# axminster sieg c1 micro lathe any good?



## ian_in_the_midlands (28 Jun 2014)

Has anyone any experience of this lathe?
What are their good points and limitations?

Are there other small lathes I should consider in this price range?

Thanks.


----------



## ian_in_the_midlands (28 Jun 2014)

Or maybe something like this?
http://www.chesterhobbystore.com/conque ... 3965-p.asp
Looks more lathe for the same price. Maybe too cheap?


----------



## Robbo3 (29 Jun 2014)

The C1 seems quite small but I suppose it depends on what you want to do with it.

About a year ago I bought a second hand Seig C3 (7"x14" approx) mini lathe. Having no engineering knowledge & not knowing whether I had bought a pile of junk, I got an engineer friend to look it over & he was very impressed, especially with the value for money.
- http://www.arceurotrade.co.uk/Catalogue ... Mini-Lathe
- http://www.mini-lathe.org.uk/index.shtml

Seems like the C3 has been superceded by the Super C3 (£595 + £27.50 carriage). The old C3 has a digital speed readout above the speed control knob.

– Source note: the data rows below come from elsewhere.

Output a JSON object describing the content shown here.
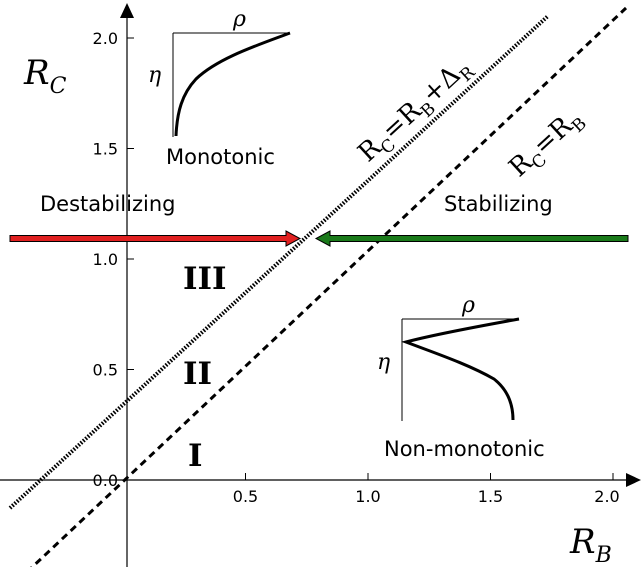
{
  "axes": {
    "x_symbol": "R",
    "x_subscript": "B",
    "y_symbol": "R",
    "y_subscript": "C",
    "x_ticks": [
      "0.5",
      "1.0",
      "1.5",
      "2.0"
    ],
    "y_ticks": [
      "0.0",
      "0.5",
      "1.0",
      "1.5",
      "2.0"
    ]
  },
  "lines": {
    "equal": {
      "lhs": "R",
      "lhs_sub": "C",
      "eq": "=",
      "rhs": "R",
      "rhs_sub": "B"
    },
    "offset": {
      "lhs": "R",
      "lhs_sub": "C",
      "eq": "=",
      "rhs": "R",
      "rhs_sub": "B",
      "plus": "+",
      "delta": "Δ",
      "delta_sub": "R"
    }
  },
  "arrows": {
    "left_label": "Destabilizing",
    "left_color": "#ff0000",
    "left_fill": "#e02020",
    "right_label": "Stabilizing",
    "right_color": "#008000",
    "right_fill": "#1a7a1a"
  },
  "regions": {
    "r1": "I",
    "r2": "II",
    "r3": "III"
  },
  "insets": {
    "top": {
      "label": "Monotonic",
      "x_symbol": "ρ",
      "y_symbol": "η"
    },
    "bottom": {
      "label": "Non-monotonic",
      "x_symbol": "ρ",
      "y_symbol": "η"
    }
  }
}
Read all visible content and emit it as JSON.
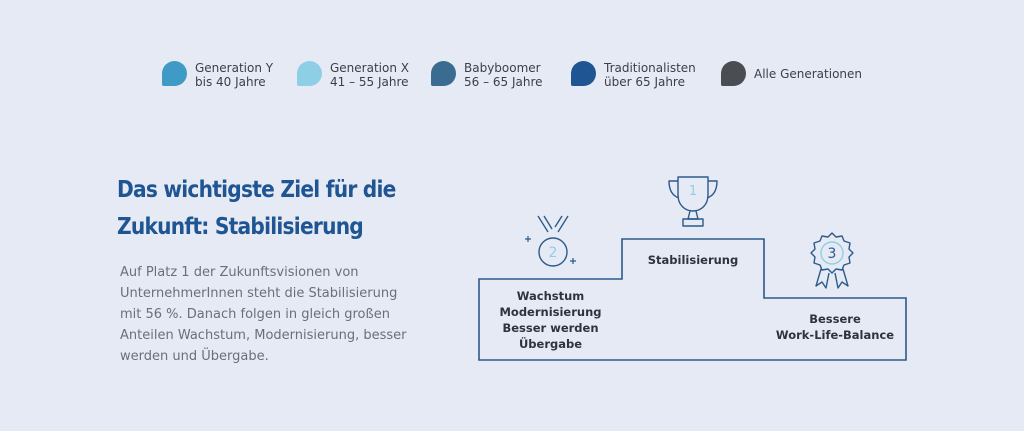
{
  "legend": [
    {
      "line1": "Generation Y",
      "line2": "bis 40 Jahre",
      "color": "#3f9bc6"
    },
    {
      "line1": "Generation X",
      "line2": "41 – 55 Jahre",
      "color": "#8fcfe6"
    },
    {
      "line1": "Babyboomer",
      "line2": "56 – 65 Jahre",
      "color": "#3a6b90"
    },
    {
      "line1": "Traditionalisten",
      "line2": "über 65 Jahre",
      "color": "#1e5592"
    },
    {
      "line1": "Alle Generationen",
      "line2": "",
      "color": "#4a4d52"
    }
  ],
  "headline": {
    "line1": "Das wichtigste Ziel für die",
    "line2": "Zukunft: Stabilisierung"
  },
  "body_text": "Auf Platz 1 der Zukunftsvisionen von UnternehmerInnen steht die Stabilisierung mit 56 %. Danach folgen in gleich großen Anteilen Wachstum, Modernisierung, besser werden und Übergabe.",
  "podium": {
    "first": {
      "rank": "1",
      "lines": [
        "Stabilisierung"
      ]
    },
    "second": {
      "rank": "2",
      "lines": [
        "Wachstum",
        "Modernisierung",
        "Besser werden",
        "Übergabe"
      ]
    },
    "third": {
      "rank": "3",
      "lines": [
        "Bessere",
        "Work-Life-Balance"
      ]
    }
  },
  "colors": {
    "headline": "#1e5592",
    "podium_outline": "#2c5a8c",
    "icon_light": "#8fcfe6"
  }
}
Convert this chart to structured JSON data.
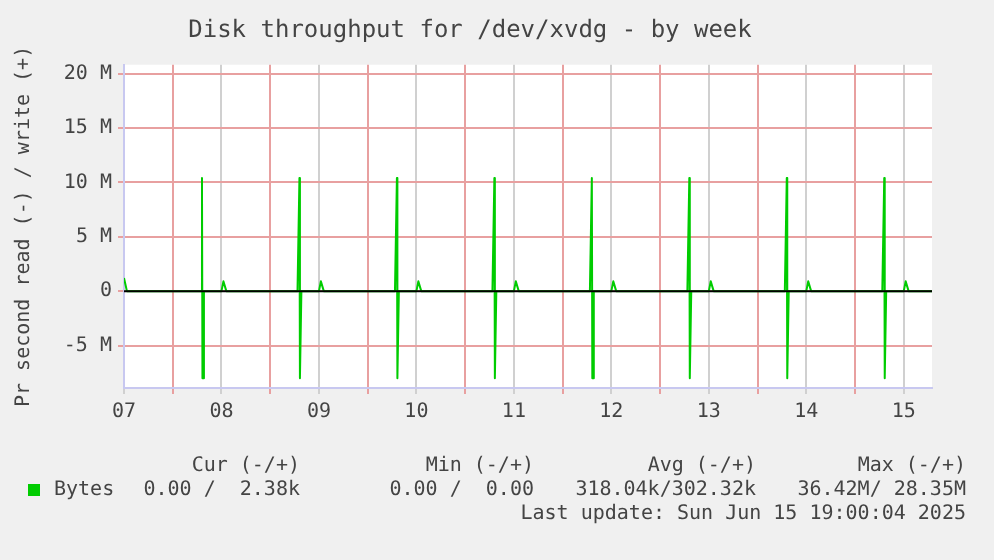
{
  "chart_data": {
    "type": "line",
    "title": "Disk throughput for /dev/xvdg - by week",
    "ylabel": "Pr second read (-) / write (+)",
    "x": [
      7.0,
      7.03,
      7.78,
      7.8,
      7.805,
      7.82,
      8.0,
      8.02,
      8.05,
      8.78,
      8.8,
      8.805,
      8.82,
      9.0,
      9.02,
      9.05,
      9.78,
      9.8,
      9.805,
      9.82,
      10.0,
      10.02,
      10.05,
      10.78,
      10.8,
      10.805,
      10.82,
      11.0,
      11.02,
      11.05,
      11.78,
      11.8,
      11.805,
      11.82,
      12.0,
      12.02,
      12.05,
      12.78,
      12.8,
      12.805,
      12.82,
      13.0,
      13.02,
      13.05,
      13.78,
      13.8,
      13.805,
      13.82,
      14.0,
      14.02,
      14.05,
      14.78,
      14.8,
      14.805,
      14.82,
      15.0,
      15.02,
      15.05,
      15.29
    ],
    "series": [
      {
        "name": "Bytes",
        "color": "#00cc00",
        "values": [
          1.2,
          0,
          0,
          10.4,
          -8.0,
          0,
          0,
          0.9,
          0,
          0,
          10.4,
          -8.0,
          0,
          0,
          0.9,
          0,
          0,
          10.4,
          -8.0,
          0,
          0,
          0.9,
          0,
          0,
          10.4,
          -8.0,
          0,
          0,
          0.9,
          0,
          0,
          10.4,
          -8.0,
          0,
          0,
          0.9,
          0,
          0,
          10.4,
          -8.0,
          0,
          0,
          0.9,
          0,
          0,
          10.4,
          -8.0,
          0,
          0,
          0.9,
          0,
          0,
          10.4,
          -8.0,
          0,
          0,
          0.9,
          0,
          0
        ]
      }
    ],
    "xlim": [
      7,
      15.29
    ],
    "xticks": [
      {
        "value": 7,
        "label": "07"
      },
      {
        "value": 7.5,
        "label": null
      },
      {
        "value": 8,
        "label": "08"
      },
      {
        "value": 8.5,
        "label": null
      },
      {
        "value": 9,
        "label": "09"
      },
      {
        "value": 9.5,
        "label": null
      },
      {
        "value": 10,
        "label": "10"
      },
      {
        "value": 10.5,
        "label": null
      },
      {
        "value": 11,
        "label": "11"
      },
      {
        "value": 11.5,
        "label": null
      },
      {
        "value": 12,
        "label": "12"
      },
      {
        "value": 12.5,
        "label": null
      },
      {
        "value": 13,
        "label": "13"
      },
      {
        "value": 13.5,
        "label": null
      },
      {
        "value": 14,
        "label": "14"
      },
      {
        "value": 14.5,
        "label": null
      },
      {
        "value": 15,
        "label": "15"
      }
    ],
    "ylim": [
      -8.9,
      20.8
    ],
    "yticks": [
      {
        "value": -5,
        "label": "-5 M"
      },
      {
        "value": 0,
        "label": "0"
      },
      {
        "value": 5,
        "label": "5 M"
      },
      {
        "value": 10,
        "label": "10 M"
      },
      {
        "value": 15,
        "label": "15 M"
      },
      {
        "value": 20,
        "label": "20 M"
      }
    ],
    "ref_lines": [
      {
        "axis": "y",
        "value": 0,
        "color": "#000000"
      }
    ],
    "grid": true,
    "legend": "bottom left",
    "marker": "none",
    "line_style": "solid",
    "annotations": [
      "Cur (-/+)",
      "Min (-/+)",
      "Avg (-/+)",
      "Max (-/+)",
      "0.00 /  2.38k",
      "0.00 /  0.00",
      "318.04k/302.32k",
      "36.42M/ 28.35M",
      "Last update: Sun Jun 15 19:00:04 2025"
    ]
  }
}
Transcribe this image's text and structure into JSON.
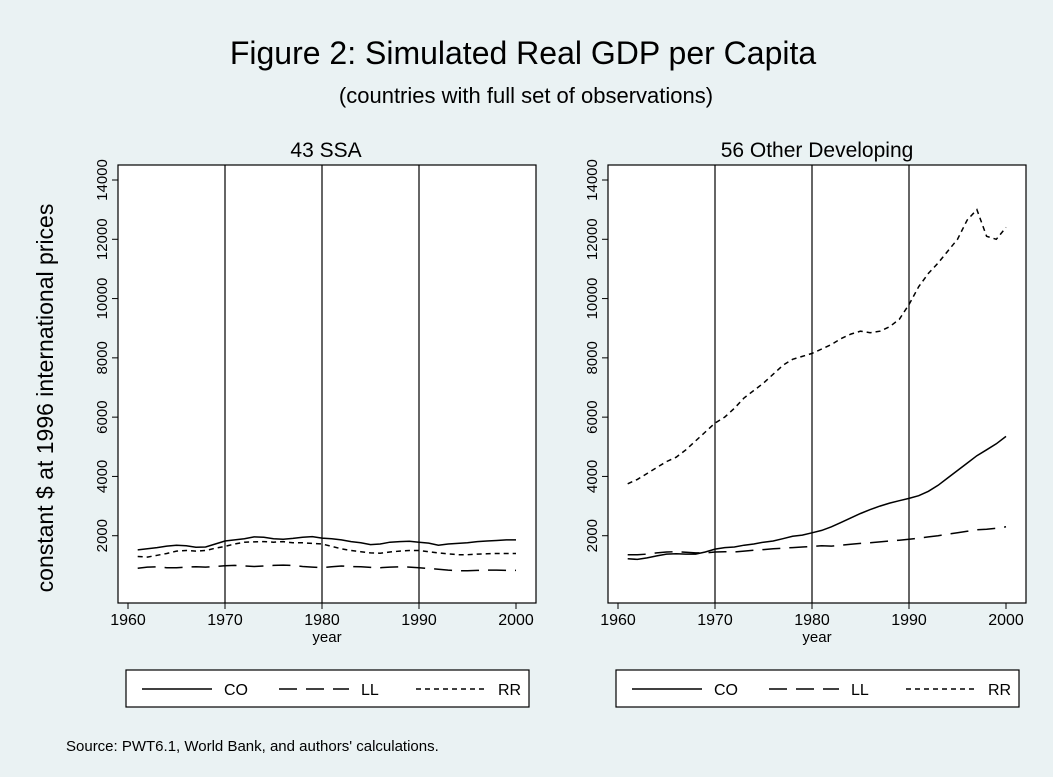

As I said earlier, I have no engineering knowledge so this is really FYI (For Your Information).


----------



## ian_in_the_midlands (7 Sep 2014)

Thanks Robbo,
I saved the extra and went with your suggestion.


----------



## ian_in_the_midlands (7 Sep 2014)

First time in over 30 years I have used a metal lathe.
Not too disappointed in the results. It runs on only a few PSI of compressed air.


----------



## ian_in_the_midlands (7 Sep 2014)

Got something wrong with my threading though.
Can't get the nut off now.


----------